L’aventure du journal de la FESCI, LE FÉDÉRAL « Informer et Former pour mieux Transformer »  dont j’étais le Rédacteur en Chef, a tourné court après quelques mois de parutions en 1991 avec l’enlèvement du Directeur de Publication, le Secrétaire Général de la FESCI Martial AHIPEAUD. Il fut emprisonné à Dimbokro.
 
Pour exiger sa libération ainsi que celle de plusieurs étudiants enlevés par la suite et emprisonnés, la marche du 18 Février 1992 fut organisée au Plateau.
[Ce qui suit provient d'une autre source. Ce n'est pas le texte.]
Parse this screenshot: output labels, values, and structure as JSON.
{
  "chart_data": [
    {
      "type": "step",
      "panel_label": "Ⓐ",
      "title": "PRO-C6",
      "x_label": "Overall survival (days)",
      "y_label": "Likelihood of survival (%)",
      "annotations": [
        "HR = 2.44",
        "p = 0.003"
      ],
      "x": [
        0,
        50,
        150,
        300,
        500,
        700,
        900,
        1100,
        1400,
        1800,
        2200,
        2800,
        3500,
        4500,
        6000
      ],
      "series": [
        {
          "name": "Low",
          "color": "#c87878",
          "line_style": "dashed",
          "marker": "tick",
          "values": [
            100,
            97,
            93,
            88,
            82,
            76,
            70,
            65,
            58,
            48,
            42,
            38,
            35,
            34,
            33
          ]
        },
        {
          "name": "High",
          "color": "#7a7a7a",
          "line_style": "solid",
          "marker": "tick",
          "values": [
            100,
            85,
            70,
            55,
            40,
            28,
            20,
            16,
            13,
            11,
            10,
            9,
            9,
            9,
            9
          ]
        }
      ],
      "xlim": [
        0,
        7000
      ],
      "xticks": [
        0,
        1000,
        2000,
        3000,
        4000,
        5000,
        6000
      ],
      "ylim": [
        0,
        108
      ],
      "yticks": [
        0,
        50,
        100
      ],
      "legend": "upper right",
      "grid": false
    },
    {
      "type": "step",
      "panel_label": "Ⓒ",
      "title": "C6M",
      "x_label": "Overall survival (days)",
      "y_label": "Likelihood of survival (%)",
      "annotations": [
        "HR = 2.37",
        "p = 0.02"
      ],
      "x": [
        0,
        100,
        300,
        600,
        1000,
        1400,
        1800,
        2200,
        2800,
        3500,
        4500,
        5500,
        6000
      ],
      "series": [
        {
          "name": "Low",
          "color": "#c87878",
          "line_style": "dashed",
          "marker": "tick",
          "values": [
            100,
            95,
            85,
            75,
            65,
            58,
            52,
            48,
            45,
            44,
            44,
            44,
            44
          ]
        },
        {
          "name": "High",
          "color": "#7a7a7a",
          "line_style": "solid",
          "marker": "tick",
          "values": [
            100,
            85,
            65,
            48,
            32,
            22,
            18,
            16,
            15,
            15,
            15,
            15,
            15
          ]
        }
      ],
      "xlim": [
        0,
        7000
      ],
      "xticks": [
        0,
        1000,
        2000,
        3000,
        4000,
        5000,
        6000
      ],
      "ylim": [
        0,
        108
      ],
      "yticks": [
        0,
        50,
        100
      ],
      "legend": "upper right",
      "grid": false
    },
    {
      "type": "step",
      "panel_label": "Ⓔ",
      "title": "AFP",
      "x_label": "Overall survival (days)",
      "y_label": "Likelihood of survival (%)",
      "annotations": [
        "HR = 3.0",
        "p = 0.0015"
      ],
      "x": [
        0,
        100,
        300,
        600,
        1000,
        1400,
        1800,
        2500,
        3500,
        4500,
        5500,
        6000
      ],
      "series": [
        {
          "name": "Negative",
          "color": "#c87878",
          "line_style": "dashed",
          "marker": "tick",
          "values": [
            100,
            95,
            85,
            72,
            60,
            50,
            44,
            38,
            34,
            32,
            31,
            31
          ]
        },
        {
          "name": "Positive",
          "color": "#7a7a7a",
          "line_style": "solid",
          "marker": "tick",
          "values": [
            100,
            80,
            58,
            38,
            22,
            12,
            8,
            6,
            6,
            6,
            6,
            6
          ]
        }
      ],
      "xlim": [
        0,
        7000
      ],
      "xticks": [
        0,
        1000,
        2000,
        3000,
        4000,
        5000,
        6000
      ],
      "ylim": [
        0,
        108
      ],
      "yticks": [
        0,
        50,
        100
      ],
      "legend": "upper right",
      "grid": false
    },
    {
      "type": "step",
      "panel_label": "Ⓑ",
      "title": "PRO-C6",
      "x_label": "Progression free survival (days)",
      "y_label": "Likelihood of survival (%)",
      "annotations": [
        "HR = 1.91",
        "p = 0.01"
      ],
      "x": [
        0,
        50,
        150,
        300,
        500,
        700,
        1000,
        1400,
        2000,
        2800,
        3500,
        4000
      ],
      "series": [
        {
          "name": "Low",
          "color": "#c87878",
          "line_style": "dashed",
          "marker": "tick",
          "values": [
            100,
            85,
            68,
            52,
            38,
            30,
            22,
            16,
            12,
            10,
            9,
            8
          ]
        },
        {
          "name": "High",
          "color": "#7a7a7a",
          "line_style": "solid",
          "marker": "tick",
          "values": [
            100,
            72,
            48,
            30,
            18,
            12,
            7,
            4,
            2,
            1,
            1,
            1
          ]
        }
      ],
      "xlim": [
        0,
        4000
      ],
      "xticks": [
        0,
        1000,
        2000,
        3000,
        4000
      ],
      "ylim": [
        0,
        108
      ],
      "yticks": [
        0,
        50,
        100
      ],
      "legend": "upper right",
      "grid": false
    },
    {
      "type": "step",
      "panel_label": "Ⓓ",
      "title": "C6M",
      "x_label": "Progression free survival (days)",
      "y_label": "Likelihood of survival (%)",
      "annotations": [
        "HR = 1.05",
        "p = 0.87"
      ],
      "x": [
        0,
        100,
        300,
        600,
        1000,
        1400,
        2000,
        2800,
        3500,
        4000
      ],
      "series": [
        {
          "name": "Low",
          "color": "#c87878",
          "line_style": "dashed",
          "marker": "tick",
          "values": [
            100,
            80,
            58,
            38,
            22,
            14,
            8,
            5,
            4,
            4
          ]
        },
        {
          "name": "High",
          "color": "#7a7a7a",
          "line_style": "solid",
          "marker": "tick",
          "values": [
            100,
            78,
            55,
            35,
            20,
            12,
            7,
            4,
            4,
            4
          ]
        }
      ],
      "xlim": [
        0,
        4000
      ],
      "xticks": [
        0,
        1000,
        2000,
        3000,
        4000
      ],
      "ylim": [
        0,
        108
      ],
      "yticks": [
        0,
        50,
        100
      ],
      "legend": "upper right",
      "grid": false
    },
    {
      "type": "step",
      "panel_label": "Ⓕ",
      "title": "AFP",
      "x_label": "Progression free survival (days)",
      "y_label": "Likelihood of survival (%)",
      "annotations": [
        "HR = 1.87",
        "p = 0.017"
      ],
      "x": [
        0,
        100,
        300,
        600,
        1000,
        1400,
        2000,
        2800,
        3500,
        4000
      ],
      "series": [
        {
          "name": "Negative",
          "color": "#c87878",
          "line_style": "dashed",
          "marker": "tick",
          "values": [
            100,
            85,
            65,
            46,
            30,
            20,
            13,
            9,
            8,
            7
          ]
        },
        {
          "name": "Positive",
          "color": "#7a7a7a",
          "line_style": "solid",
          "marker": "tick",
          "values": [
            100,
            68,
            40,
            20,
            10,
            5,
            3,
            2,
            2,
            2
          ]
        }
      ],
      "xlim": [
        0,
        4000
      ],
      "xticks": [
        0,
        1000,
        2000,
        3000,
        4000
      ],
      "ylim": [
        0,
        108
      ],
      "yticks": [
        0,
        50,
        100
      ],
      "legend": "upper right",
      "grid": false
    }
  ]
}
Elle aboutit à l’emprisonnement des leaders de l’opposition ainsi que de la société civile dont Laurent GBAGBO ; Secrétaire Général (à l’époque) du FPI ET DÉGNI Ségui, Président de la LIDHO (Ligue Ivoirienne des Droits de l’Homme).
 
IL NE PEUT Y AVOIR D’ÉCOLE NOUVELLE SANS DÉMOCRATIE VÉRITABLE.
 
Ce slogan est toujours d`une brûlante actualité, trente années après, vu le manque criard d’infrastructures scolaires adéquates proportionnelles au nombre de scolarisés et malgré les immenses moyens dont dispose l’état de CÔTE D’IVOIRE.
 
Une école nouvelle ne sera donc possible que dans un environnement politique sain avec une vision centrée sur les véritables besoins de la jeunesse scolaire et aboutissant à une transformation qualitative basée sur une formation pratique à partir d’informations ancrées dans la richesse endogène africaine catalysée par un transfert de technologies respectueux du patrimoine africain.
 
Nous sommes pour une école nouvelle.